Belum lagi pakaiannya yang amburadul
banget, malah dalam keadaan tertentu ditemukan pula gaya pakaian 'kaum' funky
yang sulit membedakan mana cowok dan mana cewek. Huhui ih, gawat juga ya?
Bingung juga memang, kalo ada anak cowok yang mempermak wajahnya dengan
kosmetik dan lebih mirip anak cewek, lalu aksesoris yang biasa dikenakan anak cewek
seperti anting, eh, dipakai pula oleh anak cowok, udah gitu rambutnya panjang
lagi, kan berabe, iya nggak? Salah-salah malah ketuker manggil. Padahal, gaya
funky model begini bisa menjerumuskan kepada larangan menyerupai lawan jenis.
Laki-laki terlarang berpenampilan menyerupai anak cewek, begitupun sebaliknya.
Imam Bukhori meriwayatkan, bahwa Ibnu
Abbas r.a. berkata: "Rasulullah saw. melaknat laki-laki yang berlagak
perempuan dan perempuan yang berlagak laki-laki." Kemudian Abu Dawud
meriwayatkan, bahwa Abu Hurairah r.a. berkata: "Rasulullah saw. melaknat
laki-laki yang meniru (dengan) pakaian perempuan dan perempuan yang meniru
(dengan) pakaian laki-laki." (Riadhus Shalihin, Jilid I, hlm. 490).
Haruskah, itu dibiarkan?
Yes, pilihan terbaik memang kita harus
menjegal atau mencegah jangan sampai budaya funky itu mengakar dan menjasad
dalam gaya hidup kita. Karena nggak mustahil lambat laun bakal 'mempermak' kita
menjadi berselara Barat dalam bertingkah laku model Barat. Kalo sampai
kejadian, wuah, bahaya besar, Bung!
Ironisnya, kondisi seperti ini memang
diperburuk dengan cara pandang kita yang salah dalam menyikapi trend. Bahwa
sesuatu yang dianggap baru, adalah sebuah trend yang harus kita dijelajahi.
Kita menganggap bahwa kita harus mencobanya, bahkan bila perlu dan
memungkinkan, kita akan menganggap trend tersebut wajib diamalkan. Itu cara
pandang yang salah. Seharusnya, bila itu menyangkut urusan gaya hidup peradaban
tertentu, kita harus hati-hati dan bijak dalam bersikap. Bahkan wajib menahan diri
untuk tidak latah. Karena siapa tahu memang trend itu justru menjerumuskan kita
kepada kesalahan dan dosa. Ya, kayak kasus funky itu. Bisa jadi 80 % pelakunya
adalah remaja Islam. Apakah itu akan tetap kita biarkan? Tentu nggak dong
sayang. Kita harus mencegahnya agar tidak menyebar dan meracuni pemikiran dan
jiwa remaja. Karena tingkah laku, sangat berhubungan erat dengan pemahaman.

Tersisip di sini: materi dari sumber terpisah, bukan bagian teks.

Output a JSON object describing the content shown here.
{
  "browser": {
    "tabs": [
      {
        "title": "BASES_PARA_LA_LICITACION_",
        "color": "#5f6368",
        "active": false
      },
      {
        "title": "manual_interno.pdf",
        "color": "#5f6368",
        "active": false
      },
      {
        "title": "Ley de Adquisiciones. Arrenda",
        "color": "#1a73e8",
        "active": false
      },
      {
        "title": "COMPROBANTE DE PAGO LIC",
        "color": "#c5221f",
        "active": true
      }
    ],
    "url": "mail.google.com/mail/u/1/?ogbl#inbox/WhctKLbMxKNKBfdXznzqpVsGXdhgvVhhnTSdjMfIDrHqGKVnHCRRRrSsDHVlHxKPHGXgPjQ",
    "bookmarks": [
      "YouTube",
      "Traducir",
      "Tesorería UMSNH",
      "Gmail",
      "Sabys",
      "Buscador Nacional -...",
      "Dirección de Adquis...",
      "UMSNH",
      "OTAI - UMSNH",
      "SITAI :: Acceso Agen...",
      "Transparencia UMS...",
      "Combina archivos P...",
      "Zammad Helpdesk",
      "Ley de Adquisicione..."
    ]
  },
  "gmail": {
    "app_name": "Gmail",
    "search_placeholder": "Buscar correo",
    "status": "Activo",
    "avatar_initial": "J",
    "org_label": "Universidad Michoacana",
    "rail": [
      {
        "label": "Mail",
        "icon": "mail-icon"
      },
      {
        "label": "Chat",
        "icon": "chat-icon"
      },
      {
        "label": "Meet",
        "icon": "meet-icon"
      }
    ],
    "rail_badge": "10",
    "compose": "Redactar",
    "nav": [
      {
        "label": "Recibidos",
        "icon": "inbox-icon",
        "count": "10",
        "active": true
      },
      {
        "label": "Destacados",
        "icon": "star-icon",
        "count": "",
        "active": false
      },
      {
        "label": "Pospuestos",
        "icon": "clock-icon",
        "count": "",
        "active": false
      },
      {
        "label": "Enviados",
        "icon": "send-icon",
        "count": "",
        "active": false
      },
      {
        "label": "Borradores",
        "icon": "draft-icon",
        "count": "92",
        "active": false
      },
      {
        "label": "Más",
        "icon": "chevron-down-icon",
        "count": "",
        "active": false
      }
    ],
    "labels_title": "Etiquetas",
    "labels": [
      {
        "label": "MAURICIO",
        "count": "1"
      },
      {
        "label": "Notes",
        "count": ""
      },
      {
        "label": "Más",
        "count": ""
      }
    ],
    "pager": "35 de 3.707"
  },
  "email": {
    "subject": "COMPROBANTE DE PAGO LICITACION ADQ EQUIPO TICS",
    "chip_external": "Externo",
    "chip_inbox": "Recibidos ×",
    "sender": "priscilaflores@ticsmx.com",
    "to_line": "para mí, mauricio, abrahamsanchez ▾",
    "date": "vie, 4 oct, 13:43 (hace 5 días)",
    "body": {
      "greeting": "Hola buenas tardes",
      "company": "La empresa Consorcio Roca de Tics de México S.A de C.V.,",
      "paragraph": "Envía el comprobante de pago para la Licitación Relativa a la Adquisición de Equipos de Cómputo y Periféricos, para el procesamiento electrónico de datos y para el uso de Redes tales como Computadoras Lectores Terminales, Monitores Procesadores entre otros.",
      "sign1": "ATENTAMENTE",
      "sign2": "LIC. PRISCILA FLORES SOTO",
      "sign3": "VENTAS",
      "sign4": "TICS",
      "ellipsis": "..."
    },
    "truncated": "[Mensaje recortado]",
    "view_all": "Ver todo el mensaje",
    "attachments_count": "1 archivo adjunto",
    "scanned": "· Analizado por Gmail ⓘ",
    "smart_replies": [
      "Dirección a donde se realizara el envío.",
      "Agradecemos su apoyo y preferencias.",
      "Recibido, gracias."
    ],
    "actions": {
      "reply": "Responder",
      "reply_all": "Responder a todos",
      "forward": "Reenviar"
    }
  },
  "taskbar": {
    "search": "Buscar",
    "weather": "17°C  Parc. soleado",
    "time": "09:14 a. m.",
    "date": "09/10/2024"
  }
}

Bila salah memahami, nggak mungkin tingkah lakunya benar. Catet, ya!
Yang lebih memprihatinkan, saat ini
justru kebanyakan kita diam melihat kemunkaran yang ada. Lebih gokil lagi,
sebagian dari teman-teman remaja malah larut dalam trend yang sesat dan merasa
enjoy menikmatinya. Wah, benar-benar rusak dong kalo begitu.
Upaya pencegahannya tentu harus
menyeluruh. Memang yang pertama kali harus disamakan adalah persepsi
berpikirnya. Yang menyatakan bahwa trend tersebut memang rusak dan berbahaya.
Bila ini sudah sepakat, maka akan mudah melangkah ke 'pintu' penyelesaian
berikutnya. Tapi bila masih nggak kompak dalam menilai trend tersebut, rasanya
memang sulit untuk bisa dicegah.
Harus kompak, baik individu, masyarakat
dan juga penguasa. Dalam sistem Islam, trend funky ini nggak bakalan menjamur
seperti sekarang ini. Jangankan muncul dan berkembang, baru 'tumbuh' pun segera
akan dipangkas. Itulah 'gaya' Islam dalam menumpas kemaksiatan. Pokoknya, nggak
tangung-tanggung deh. Tentu sikap Islam seperti ini hanya akan kita dapatkan
bila Islam diterapkan sebagai akidah dan syariat dalam sistem pemerintahan yang
berlandaskan Islam. Bukan yang lain. Jadi, nggak kelas deh tampil funky.